BRUSSELS -- EU ministers in Brussels have voted to let the Czech Republic host the headquarters of a planned European satellite navigation tool that could rival the U.S. government's Global Positioning System (GPS).
Ministers from EU member states chose Prague to be the host city for the agency charged with developing the Galileo satellite navigation technology. The agency -- the European GNSS Supervisory Authority -- has already been operating for three years out of Brussels.
In an interview with Czech television, Czech Prime Minister Petr Necas called the decision a success for the entire country.
"This is very good news because this will bring the most advanced technologies to the Czech Republic and, accordingly, one of most technologically advanced systems in the European Union will be controlled from here, from the Czech Republic," he said.
The Galileo system was taken over by the EU in 2007 after the public-private partnership developing it collapsed. It is set to be operational by 2014.
Several countries were vying to host the agency and in the final days Prague was competing against the Dutch town of Noordwijk to secure the agency's headquarters.

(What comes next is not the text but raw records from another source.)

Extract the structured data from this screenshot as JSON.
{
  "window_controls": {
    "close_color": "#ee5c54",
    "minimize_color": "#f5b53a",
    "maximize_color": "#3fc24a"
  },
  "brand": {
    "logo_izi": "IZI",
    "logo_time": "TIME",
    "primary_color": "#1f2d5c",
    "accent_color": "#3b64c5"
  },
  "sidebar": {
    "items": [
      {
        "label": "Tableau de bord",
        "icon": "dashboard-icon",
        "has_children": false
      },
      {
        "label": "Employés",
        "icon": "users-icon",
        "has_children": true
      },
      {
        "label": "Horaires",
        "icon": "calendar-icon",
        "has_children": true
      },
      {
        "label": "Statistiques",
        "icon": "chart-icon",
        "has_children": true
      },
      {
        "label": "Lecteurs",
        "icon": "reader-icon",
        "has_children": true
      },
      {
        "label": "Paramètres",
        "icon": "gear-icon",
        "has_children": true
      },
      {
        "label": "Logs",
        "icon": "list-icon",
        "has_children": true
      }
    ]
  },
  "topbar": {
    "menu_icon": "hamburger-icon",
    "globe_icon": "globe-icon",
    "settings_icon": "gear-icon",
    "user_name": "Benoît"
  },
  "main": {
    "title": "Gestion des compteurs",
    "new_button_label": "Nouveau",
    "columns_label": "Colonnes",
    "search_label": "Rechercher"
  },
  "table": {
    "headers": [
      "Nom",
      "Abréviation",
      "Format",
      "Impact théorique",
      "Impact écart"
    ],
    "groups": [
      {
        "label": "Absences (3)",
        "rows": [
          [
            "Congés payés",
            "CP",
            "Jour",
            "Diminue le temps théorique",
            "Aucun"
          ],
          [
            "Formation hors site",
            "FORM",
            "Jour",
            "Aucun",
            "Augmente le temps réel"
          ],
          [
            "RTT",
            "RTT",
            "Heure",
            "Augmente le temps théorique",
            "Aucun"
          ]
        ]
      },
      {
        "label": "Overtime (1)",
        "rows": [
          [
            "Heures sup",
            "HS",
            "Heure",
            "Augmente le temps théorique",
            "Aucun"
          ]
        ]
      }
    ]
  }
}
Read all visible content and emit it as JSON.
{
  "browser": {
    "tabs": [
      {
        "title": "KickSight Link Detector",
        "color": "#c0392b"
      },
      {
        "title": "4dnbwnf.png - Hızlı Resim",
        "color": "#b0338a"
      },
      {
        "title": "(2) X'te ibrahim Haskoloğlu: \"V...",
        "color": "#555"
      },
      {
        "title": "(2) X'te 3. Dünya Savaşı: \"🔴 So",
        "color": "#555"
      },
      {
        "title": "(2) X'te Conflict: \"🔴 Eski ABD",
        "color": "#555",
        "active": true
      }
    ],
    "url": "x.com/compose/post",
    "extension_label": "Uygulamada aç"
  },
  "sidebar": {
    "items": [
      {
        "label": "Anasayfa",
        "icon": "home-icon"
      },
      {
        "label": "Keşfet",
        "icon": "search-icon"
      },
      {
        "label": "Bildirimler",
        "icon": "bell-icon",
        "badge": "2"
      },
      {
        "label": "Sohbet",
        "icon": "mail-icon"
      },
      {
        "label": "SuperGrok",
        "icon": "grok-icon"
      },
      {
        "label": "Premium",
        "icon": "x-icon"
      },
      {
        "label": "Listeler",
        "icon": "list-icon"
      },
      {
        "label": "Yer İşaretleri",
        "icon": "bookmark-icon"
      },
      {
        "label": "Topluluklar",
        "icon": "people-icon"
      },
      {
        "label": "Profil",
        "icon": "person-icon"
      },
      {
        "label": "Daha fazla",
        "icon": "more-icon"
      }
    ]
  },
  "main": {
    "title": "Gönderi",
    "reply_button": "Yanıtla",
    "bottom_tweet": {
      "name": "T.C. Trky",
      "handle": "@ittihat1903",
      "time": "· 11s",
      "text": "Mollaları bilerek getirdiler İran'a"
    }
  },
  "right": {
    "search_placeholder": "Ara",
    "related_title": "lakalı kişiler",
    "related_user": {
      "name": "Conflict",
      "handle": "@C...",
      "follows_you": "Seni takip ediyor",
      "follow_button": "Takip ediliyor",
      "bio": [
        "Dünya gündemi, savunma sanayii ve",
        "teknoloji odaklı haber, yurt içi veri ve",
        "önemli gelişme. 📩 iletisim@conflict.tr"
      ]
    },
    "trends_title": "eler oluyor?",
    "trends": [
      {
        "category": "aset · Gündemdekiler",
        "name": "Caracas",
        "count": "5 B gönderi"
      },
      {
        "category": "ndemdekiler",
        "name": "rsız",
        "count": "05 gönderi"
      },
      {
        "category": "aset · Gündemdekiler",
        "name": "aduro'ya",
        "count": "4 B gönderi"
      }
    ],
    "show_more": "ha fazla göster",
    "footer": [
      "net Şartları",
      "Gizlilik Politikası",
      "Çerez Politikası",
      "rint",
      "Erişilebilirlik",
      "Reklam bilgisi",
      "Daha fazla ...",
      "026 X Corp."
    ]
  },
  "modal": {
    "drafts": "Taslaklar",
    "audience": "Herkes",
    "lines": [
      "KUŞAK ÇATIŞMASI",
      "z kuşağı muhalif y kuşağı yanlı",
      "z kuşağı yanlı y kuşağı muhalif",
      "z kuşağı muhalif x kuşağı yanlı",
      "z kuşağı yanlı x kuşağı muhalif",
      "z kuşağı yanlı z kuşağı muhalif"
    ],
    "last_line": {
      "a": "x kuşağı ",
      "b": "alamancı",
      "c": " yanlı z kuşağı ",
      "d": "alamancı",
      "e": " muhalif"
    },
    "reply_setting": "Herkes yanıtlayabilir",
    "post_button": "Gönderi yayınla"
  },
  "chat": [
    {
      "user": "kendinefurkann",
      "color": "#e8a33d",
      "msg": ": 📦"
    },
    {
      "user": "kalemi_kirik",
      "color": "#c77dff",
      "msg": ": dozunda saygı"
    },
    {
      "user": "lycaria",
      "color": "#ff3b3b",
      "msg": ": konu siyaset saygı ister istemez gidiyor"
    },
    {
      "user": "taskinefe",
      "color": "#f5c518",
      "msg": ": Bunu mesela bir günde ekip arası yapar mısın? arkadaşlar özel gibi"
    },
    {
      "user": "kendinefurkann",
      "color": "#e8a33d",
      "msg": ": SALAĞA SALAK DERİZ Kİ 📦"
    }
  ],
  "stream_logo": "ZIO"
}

Before the vote, the Czech Republic was one of only four member states that joined the EU in 2004 which had not yet been chosen to host an EU agency or body.
The tasks to be fulfilled by the Prague-based agency will include security accreditation and the operation of the Galileo security center, as well as the commercialization of the European GNSS systems.
One of the goals of the $4.5 billion Galileo project is to give the EU independence from GPS, which is owned by the U.S. government. The only other satellite navigation tool for European consumers or governments is the Russian GLONASS system. Many in the EU have worried that being dependent on foreign governments for satellite navigation puts Europe in a militarily weak position.
Several countries have been working for decades to try and develop satellite navigation systems that would be independent of the U.S. GPS. China is developing its own rival BeiDou navigation system that is intended to first be used by its military. According to the China National Space Administration, the system is aiming to cover China by 2012 and the world by 2020.
Allan Brimicombe, head of the Center for Geo-Information Studies at the University of East London, said countries like Russia and China "worry that America could downgrade or even switch [GPS] off selectively in their corners of the world," adding, "In the EU, the thinking is similar."
On December 5, Russia's GLONASS navigation system suffered a major setback when three of its satellites failed to reach orbit and crashed into the Pacific Ocean, about 1,500 kilometers north of the U.S. state of Hawaii.
The crash is estimated to have cost Russia $162 million and has likely delayed Moscow's goal of achieving 100 percent coverage for its system.
The United States has always maintained that GPS is a neutral technology. But during the 2008 Russia-Georgia war there were accusations that GPS signals were blocked or blurred. Those accusations added urgency to Russia's desire to complete its own system.
The EU has been more hesitant to brand its developing system as a rival to the American GPS and has emphasized its compatibility with GPS technology. But Galileo is expected to have significant improvements over GPS, including giving users faster and more reliable tracking and pinpointing locations more exactly instead of the current GPS range of several meters.
Earlier this year, a consortium of German and British companies was asked to provide the first operational spacecraft for the system. The first satellites are scheduled to be finished and ready for launch in the second half of 2012. By early 2014 it is expected that there could be up to 16 spacecraft in the Galileo network.